The current attack against Saudi Aramco oil facilities damaged the largest oil producer of the world and delayed oil production, gas markets, and roiling oil. The government of Saudi Arabia and the intelligence officials of the United States claimed the incident is the doing of Iran, whereas Iran accused Yemeni rebels.
It is a real-world continuance of a long-simmering cyber war between the two nations which had dropped over into other international powers. In the past few years, Iran sends destructive computer viruses against the Kingdom of Saudi Arabia. According to experts, the Kingdom and oil & gas industry have slowed to prop up their defenses, raising red flags about the probability of long-term fall-out in the area.
Investors should assume long-standing cyber spying and flare-ups of hateful activity, together with the potential for damaging attacks that hurt firms in the region beyond Aramco. Saudi Aramco denied commenting on this topic.
Saudi Arabia and Iran have cyber warfare showing grounds for over a decade. Activity across the Gulf focused on oil & gas firms that gather data terabytes related to oilfields and drilling. The oil & gas division long relied on possibly susceptible internet of things devices to gather information about the oil availability and to power the composite machinery that finds, extracts and refines it.
Stuxnet Virus hit the Nuclear Facilities of Iran
Nuclear facilities of Iran hit by a virus termed Stuxnet during the mid-2000s. This malicious software sophisticated, developed in a modular format. Attackers use it not only to get intelligence information but also to control and destruct sensitive machinery. Stuxnet mainly termed to the mutual effort by the United States and Israel. Whereas Iran surprisingly responded to Stuxnet, they did not talk about it too much. Scott Applegate, Lieutenant Colonel and expert in the cybersecurity history said that they did take action.
According to one theory, Iran took something from what they learned from Stuxnet and developed a new weapon, which they later launched against the Saudi Aramco in 2012. The Shamoon virus wads multi-faceted and modular just similar to Stuxnet but had the only purpose such as to find and destroy the information. Vice president of cyber threat detection & response for Trustwave, Brian Hussey said that it did all this very successfully. Hussey added, everyone saw at Saudi Aramco that thirty-thousand boxes bricked. He was describing how thirty-thousand computers of the oil agency erased in a single day which destroyed swaths of data.

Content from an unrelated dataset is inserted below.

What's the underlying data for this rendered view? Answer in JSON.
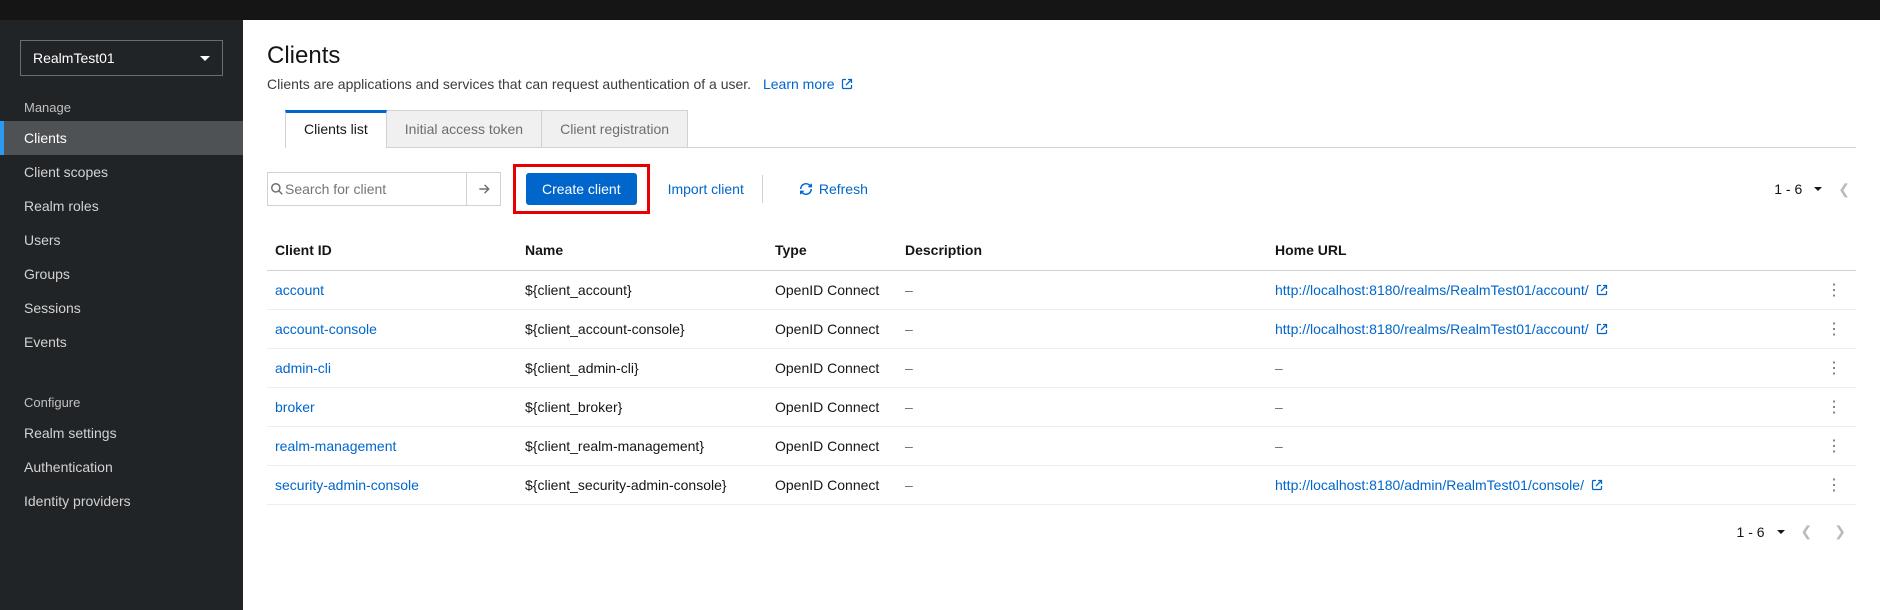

Applegate said the attack laid out cyber abilities of Iran for the world to realize whereas had a small financial impact on Saudi Aramco, affecting only a little fraction of the daily revenue of the oil giant. However, they made a significant impact on the global stage; they did not bleed over into the broader system. Applegate said that in history, cyberattacks did not play a big role in the oil & gas industry except a hyperbolic rhetoric viewpoint. However, the after-effects of Shamoon are very alarming.
The problem of a slow change
After the Shamoon attack, Aramco too many years to strengthen its defenses. The officials of Saudis interested in installing a system of American-style cybersecurity best practices all over the organization. However, one cybersecurity engineer who worked in response to Shamoon said that he feels a corporate culture all over the Saudi Aramco, and that was difficult to change. It was hard to spark urgency in leaders as well as workers because their duties just weren’t on the line like they are all over else when there is a breach.
Employees, many of whom guaranteed rewarding jobs because of their family tenure or ties, expressed insignificance at some basics of security. The outcome was a slow change problem that made it hard to implement the types of controls that usually required at U.S. companies, especially following a security incident. Two other experts of cybersecurity who worked in the Kingdom of Saudi Arabia at the time corresponded with these observations.